The frightening experience of air travellers in the last week or so, especially those flying out of Delhi’s Indira Gandhi Airport’s Terminal 3, would suggest that the airport system of passenger, hand baggage and security check handling leaves far too much to be desired. In typical Indian fashion of piling all the pressure on the consumer rather than correcting the system, airlines have been requesting passengers to come to the airport 3.5 to four hours ahead of flights. That should more than suffice to negate the advantage bestowed in theory by the speed of air transport.
The civil aviation minister, who inspected the horror show at Delhi’s airport as a sampling of the ordinary Indian air passenger’s woes, may have seen, first-hand, why such excruciating delays are being caused. If things have improved somewhat, it just goes to show how much scope there is for streamlining operations to cope with the demand.
Beyond the check-in counters where bags are dropped and which are invariably crowded thanks to the airlines not manning those counters sufficiently, particularly during the manic rush hours in the morning when most of India’s flights depart on their first sortie for the day out of major airports, delays are also caused by the old Indian system of frisking each of more than five lakh passengers every day.
Modern aviation has worked hard to fulfil the need for the least amount of delays on the ground while striving to ensure safety in the air as a prime requisite. Towards that, modern full-body scanners operate at the busiest airports worldwide where only passengers who seem to trip the security system are frisked.
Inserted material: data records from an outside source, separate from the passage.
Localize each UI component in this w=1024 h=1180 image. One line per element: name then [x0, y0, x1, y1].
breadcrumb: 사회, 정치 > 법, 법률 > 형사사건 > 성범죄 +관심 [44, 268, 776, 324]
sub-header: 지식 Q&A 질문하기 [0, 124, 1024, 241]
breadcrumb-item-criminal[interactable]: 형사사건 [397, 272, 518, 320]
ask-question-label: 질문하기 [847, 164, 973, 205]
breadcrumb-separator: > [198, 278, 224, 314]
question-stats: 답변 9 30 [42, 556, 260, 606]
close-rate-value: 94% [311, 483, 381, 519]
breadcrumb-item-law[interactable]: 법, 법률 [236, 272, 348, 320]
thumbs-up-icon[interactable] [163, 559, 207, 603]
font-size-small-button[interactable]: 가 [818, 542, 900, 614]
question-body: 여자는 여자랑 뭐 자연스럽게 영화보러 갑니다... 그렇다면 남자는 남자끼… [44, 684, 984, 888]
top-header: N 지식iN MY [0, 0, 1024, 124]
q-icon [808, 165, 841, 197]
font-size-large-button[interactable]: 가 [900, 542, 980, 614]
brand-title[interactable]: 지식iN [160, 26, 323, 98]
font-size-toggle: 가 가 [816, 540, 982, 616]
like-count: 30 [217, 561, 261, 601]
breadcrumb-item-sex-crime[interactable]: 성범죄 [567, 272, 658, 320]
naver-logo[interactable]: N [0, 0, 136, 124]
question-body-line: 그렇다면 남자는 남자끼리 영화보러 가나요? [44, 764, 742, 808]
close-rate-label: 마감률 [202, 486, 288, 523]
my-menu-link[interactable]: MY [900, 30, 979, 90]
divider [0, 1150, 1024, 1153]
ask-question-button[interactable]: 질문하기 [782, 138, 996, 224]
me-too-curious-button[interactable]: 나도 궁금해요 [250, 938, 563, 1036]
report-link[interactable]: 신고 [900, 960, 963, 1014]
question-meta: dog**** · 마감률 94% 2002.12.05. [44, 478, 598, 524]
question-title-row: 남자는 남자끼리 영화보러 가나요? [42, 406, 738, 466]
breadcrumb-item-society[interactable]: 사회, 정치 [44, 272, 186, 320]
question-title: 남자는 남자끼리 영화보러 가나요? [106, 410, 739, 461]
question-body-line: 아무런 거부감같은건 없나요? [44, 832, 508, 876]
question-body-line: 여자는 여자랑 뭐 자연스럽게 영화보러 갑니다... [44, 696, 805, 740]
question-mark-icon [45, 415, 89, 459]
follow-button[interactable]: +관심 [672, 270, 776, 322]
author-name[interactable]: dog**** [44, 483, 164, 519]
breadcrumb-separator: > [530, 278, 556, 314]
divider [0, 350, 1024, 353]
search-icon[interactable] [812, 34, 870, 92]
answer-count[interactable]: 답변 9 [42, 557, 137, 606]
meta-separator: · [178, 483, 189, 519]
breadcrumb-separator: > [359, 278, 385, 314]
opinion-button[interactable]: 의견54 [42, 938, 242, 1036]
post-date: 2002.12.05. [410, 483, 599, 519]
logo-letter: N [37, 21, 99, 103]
In India, the laborious process of frisking everyone, except those on the long list of VIPs who are exempted, consumes time. As an aside, let it be said that in Australia, no one is exempt from passing through airport security, not even the Prime Minister.
Of course, no one would want any aspect of security to be compromised. But it is also true that security can be handled far more smartly than it is at the moment. The ministry’s lazy solution seemed to be to tell the airlines to reduce the number of early morning flights. That seems to betray little understanding of a businessman, leisure traveller or even the airlines’ needs that call for early departures. It would make more sense to study the daily schedule of aircraft and passenger movement and come up with relevant management solutions to tackle the bunching of departures to allocate support services personnel accordingly.
Aviation, domestic and international, is poised to take off after the Covid-19 pandemic in India and it is time the ground handling is made to cope with the demand. The aviation sector may be over-regulated in India. Even so, not only airlines and their support services but also the security forces and airport management must perform to far higher levels of efficiency if ordinary air passengers are to receive their due.